A daughter of an Osage Indian father and a Scottish-Irish mother, Elizabeth Marie Tallchief along with younger sister, Marjorie Tallchief, is one of the most prominent Native American dancers in ballet scene dominated by Russians and Europeans. New York Times reports that while many American dancers adopted Russian stage names, the Tallchief sisters refused to do so.
She's also an excellent piano player and once considered to pursue a career as a concert pianist before finding her true passion in dancing. In 1944 when she was still a teen, she began dancing for Ballet Russe de Monte Carlo and caught the attention of George Balanchine, one of the world's foremost choreographers.
She later joined his company that would become the New York City Ballet in 1948. She became his muse and his main stars as the Swan Queen in his version of "Swan Lake", the Sugar Plum Fairy in his version of "The Nutcracker", Eurydice in "Orpheus", and the key roles in his works like "Sylvia Pas de Deux", "Allegro Brillante", "Pas de Dix" and "Scotch Symphony".
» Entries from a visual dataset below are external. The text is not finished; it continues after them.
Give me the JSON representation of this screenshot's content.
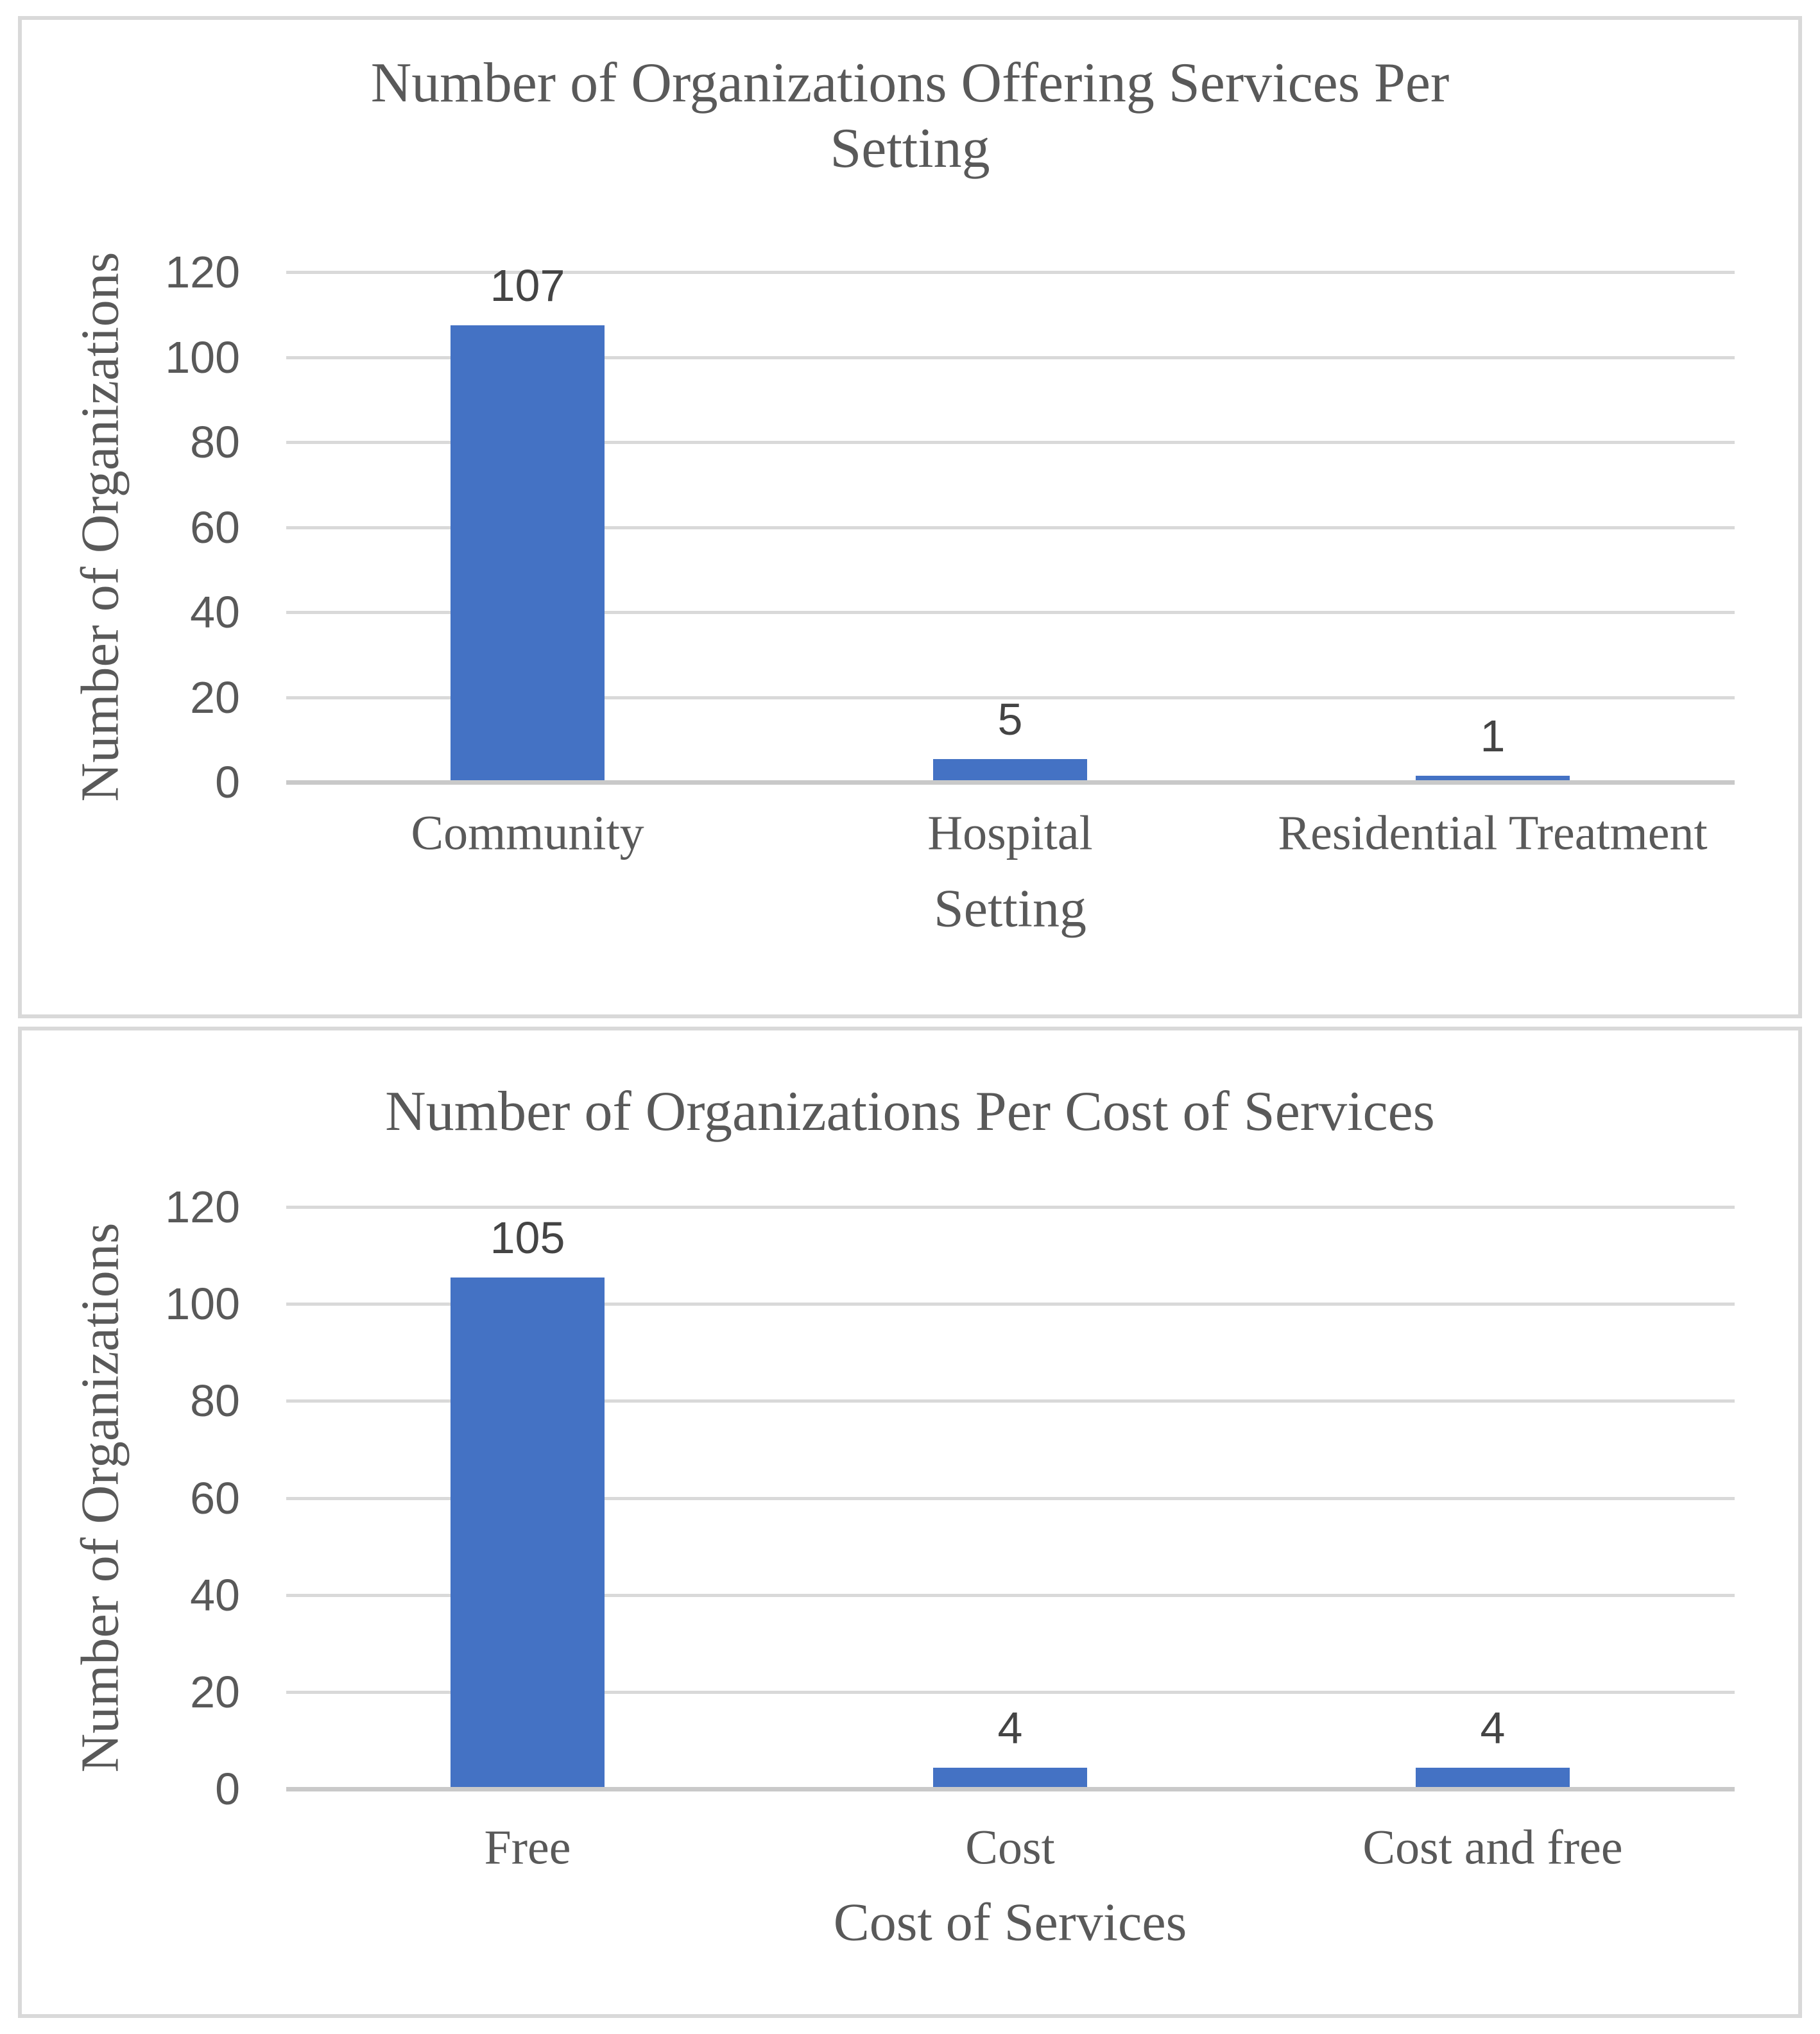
{
  "colors": {
    "bar": "#4472C4",
    "gridline": "#D9D9D9",
    "axis_line": "#C9C9C9",
    "panel_border": "#D9D9D9",
    "text": "#595959",
    "data_label": "#444444",
    "background": "#FFFFFF"
  },
  "chart_data": [
    {
      "type": "bar",
      "title": "Number of Organizations Offering Services Per Setting",
      "title_lines": [
        "Number of Organizations Offering Services Per",
        "Setting"
      ],
      "xlabel": "Setting",
      "ylabel": "Number of Organizations",
      "categories": [
        "Community",
        "Hospital",
        "Residential Treatment"
      ],
      "values": [
        107,
        5,
        1
      ],
      "data_labels": [
        "107",
        "5",
        "1"
      ],
      "yticks": [
        0,
        20,
        40,
        60,
        80,
        100,
        120
      ],
      "ylim": [
        0,
        120
      ],
      "grid": true,
      "legend": false,
      "bar_color": "#4472C4"
    },
    {
      "type": "bar",
      "title": "Number of Organizations Per Cost of Services",
      "title_lines": [
        "Number of Organizations Per Cost of Services"
      ],
      "xlabel": "Cost of Services",
      "ylabel": "Number of Organizations",
      "categories": [
        "Free",
        "Cost",
        "Cost and free"
      ],
      "values": [
        105,
        4,
        4
      ],
      "data_labels": [
        "105",
        "4",
        "4"
      ],
      "yticks": [
        0,
        20,
        40,
        60,
        80,
        100,
        120
      ],
      "ylim": [
        0,
        120
      ],
      "grid": true,
      "legend": false,
      "bar_color": "#4472C4"
    }
  ]
}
She married Balanchine, 42, in 1946 when she was 21 before getting divorce in 1950. She later tied the knot with Elmourza Natirboff, an aviator, in 1952 before splitting two years later. In 1956, she walked down the aisle for a third time to marry Henry Paschen. She's survived by two grandchildren, in addition to her poet daughter and her dancer sister.
In 1970s, she founded the Lyric Opera and started teaching at the ballet school. She was also the artistic director of the Chicago City Ballet. She retired from the stage as a dancer but continued to dedicate her life in dance community as a dance teacher. She's inducted into the National Women's Hall of Fame and got a Kennedy Center Honor in 1996.